Surely there are psychological effects to being alone, whether by accident or design?

Dr Claire Hayes, clinical director at mental-health charity Aware (aware.ie), differentiates between those who are alone by choice and those who experience isolation though bereavement or empty-nest syndrome.

“If someone is on their own and struggling because they’re thinking ‘no one’s bothered with me and everyone has this great life’, they will feel vulnerable, especially if they have been used to being with someone else for years,” she says.

“That then becomes part of their self-identity, which can be a problem. If the solitude gets to them, yes, it can cause depression.

Just as being alone in one’s 30s and in one’s 80s are entirely different, there is a massive difference between being alone for a while and being long-term single. Much like Heller’s anti-heroine, long-term singles who have tired of casual sex have often been starved of one basic human need: touch.
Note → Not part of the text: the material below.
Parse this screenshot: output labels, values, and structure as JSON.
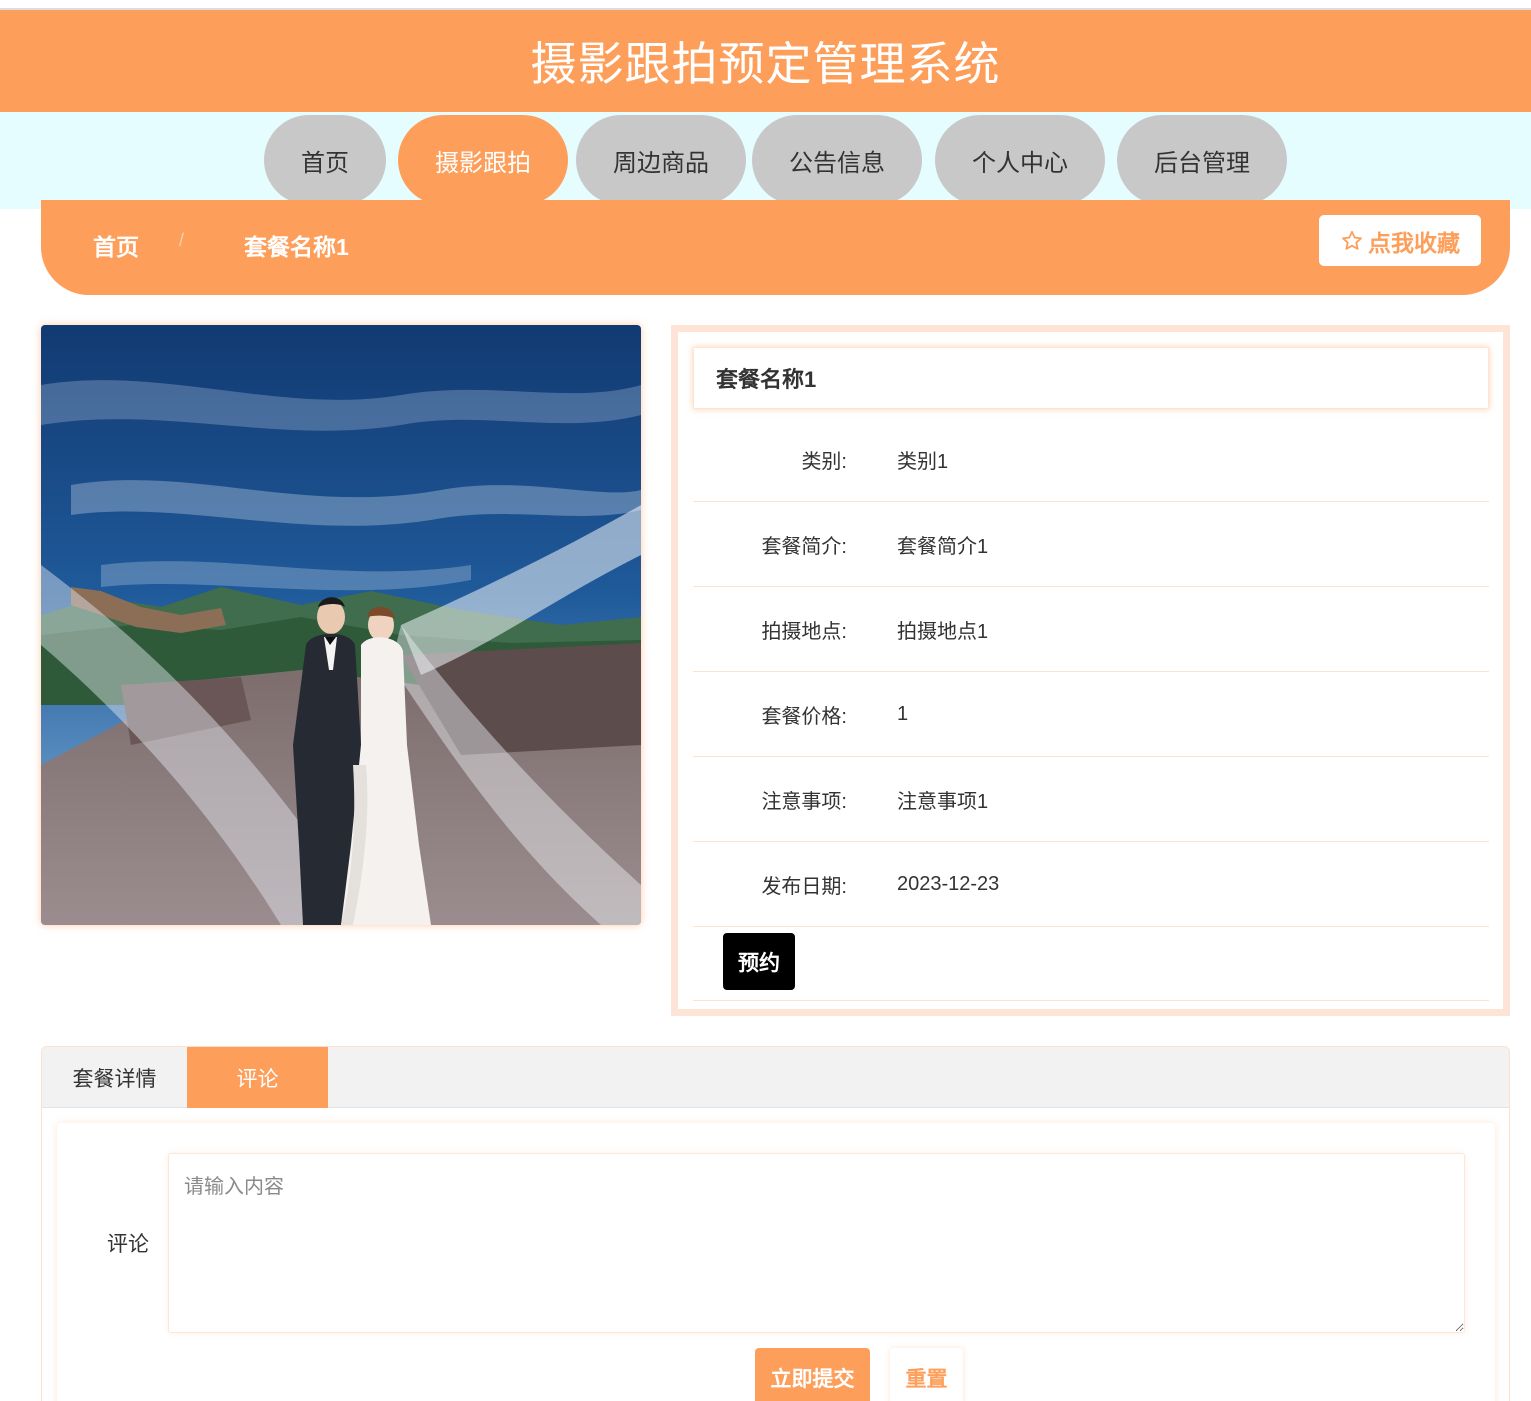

It’s the final taboo, one that many single people are unwilling to face.

Starved of touch

Despite the bounty of technology available that's supposed to grease the wheels, twentysomethings are having much less sex than we might imagine. According to research published in the Archives of Sexual Behaviour, fewer than 7 per cent of twentysomethings have sex two to five times per week, while 49 per cent have not had sex at all in the past year. And being starved of touch and affection, one assumes, has psychological, and possibly physiological, implications.

In 2013, French journalist Sophie Fontanel wrote The Art of Sleeping Alone, detailing her experiences of staying celibate for more than a decade. What was meant to be a two-month hiatus became a 12-year way of life. Fontanel stayed every bit as stylish, sociable and vital during her "singularity", as you would expect from an Elle magazine editor, and even began to delight in her state.

Somewhere amid her celibate spell, she suspected that more women would like to take a breather from the sex and relationship grind (so to speak) than meets the eye. "All the French women I know, if you listen to them, they are the queens of sexual activity," she told the Wall Street Journal. "But I'm sure French women are very big liars." Potential paramours, meanwhile, were "fascinated by the fact that I was so wild and original and secret and lonesome".

Despite what media narratives may hint, long-term singles are alone not because they’re brittle, prickly types with hearts encased in cement. They’re more likely to be die-hard romantics, holding out for someone great. Sure, there are dark nights of the soul, but folding at life’s poker table would feel a lot worse.